Friday Performance Pick – 25

Holst: The Planets (IV Jupiter, The Bringer of Jollity)

If you grew up listening to the musical themes from Star Trek and Star Wars, you will find the sounds of Gustav Holst’s The Planets quite familiar. (No, I’m not even suggesting musical plagiarism, a subject on which I have some expertise in my day job.) Often when a musical work has a high degree of success, the musical sounds—or the association of those sounds with certain ideas—capture the public’s imagination. It’s only natural that film composers would later draw on those associations when trying to evoke the idea of Space.

Jupiter is the fourth in Holst’s collection of seven tone poems known collectively as The Planets. It is the fourth planet from the sun (omitting Earth, which is not represented in the work). When Holst composed the work between 1914 and 1916, Pluto had not been discovered. No matter, Pluto was recently downgraded from its planet status. So maybe it’s fortunate that Holst avoided the temptation later to add a movement for Pluto.

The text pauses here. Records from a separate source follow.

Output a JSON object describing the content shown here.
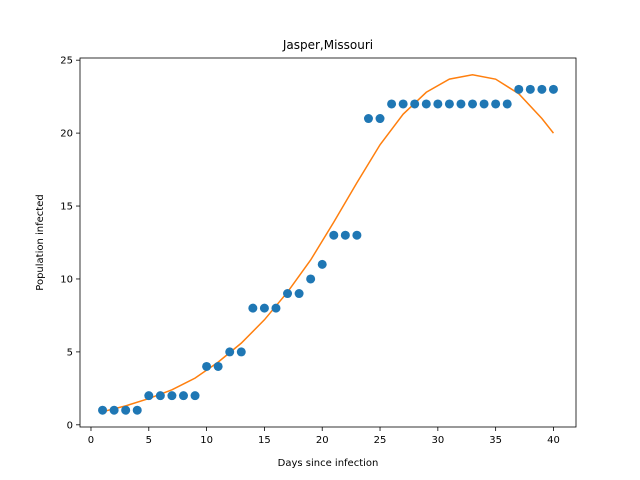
{
  "chart_data": {
    "type": "scatter",
    "title": "Jasper,Missouri",
    "xlabel": "Days since infection",
    "ylabel": "Population infected",
    "xlim": [
      -0.95,
      41.95
    ],
    "ylim": [
      -0.15,
      25.15
    ],
    "xticks": [
      0,
      5,
      10,
      15,
      20,
      25,
      30,
      35,
      40
    ],
    "yticks": [
      0,
      5,
      10,
      15,
      20,
      25
    ],
    "grid": false,
    "series": [
      {
        "kind": "scatter",
        "color": "#1f77b4",
        "x": [
          1,
          2,
          3,
          4,
          5,
          6,
          7,
          8,
          9,
          10,
          11,
          12,
          13,
          14,
          15,
          16,
          17,
          18,
          19,
          20,
          21,
          22,
          23,
          24,
          25,
          26,
          27,
          28,
          29,
          30,
          31,
          32,
          33,
          34,
          35,
          36,
          37,
          38,
          39,
          40
        ],
        "y": [
          1,
          1,
          1,
          1,
          2,
          2,
          2,
          2,
          2,
          4,
          4,
          5,
          5,
          8,
          8,
          8,
          9,
          9,
          10,
          11,
          13,
          13,
          13,
          21,
          21,
          22,
          22,
          22,
          22,
          22,
          22,
          22,
          22,
          22,
          22,
          22,
          23,
          23,
          23,
          23
        ]
      },
      {
        "kind": "line",
        "color": "#ff7f0e",
        "x": [
          1,
          3,
          5,
          7,
          9,
          11,
          13,
          15,
          17,
          19,
          21,
          23,
          25,
          27,
          29,
          31,
          33,
          35,
          37,
          39,
          40
        ],
        "y": [
          0.9,
          1.3,
          1.8,
          2.4,
          3.2,
          4.3,
          5.6,
          7.2,
          9.1,
          11.3,
          13.9,
          16.6,
          19.2,
          21.3,
          22.8,
          23.7,
          24.0,
          23.7,
          22.7,
          21.0,
          20.0
        ]
      }
    ]
  }
}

The hymn tune you hear prominently in the middle of the work (at 3:07) has its own musical life. Its origin is in Jupiter, but in 1921 it was adapted to the text “I Vow to Thee, My Country,” a patriotic poem from World War I. The hymn tune has been given the name Thaxted after a village where Holst lived. (Many hymn tunes have such names.)

And so in addition to strong associations with the sounds of space, we get strong evocations of English patriotism. It’s as though Holst planted the Union Jack on the surface of Jupiter.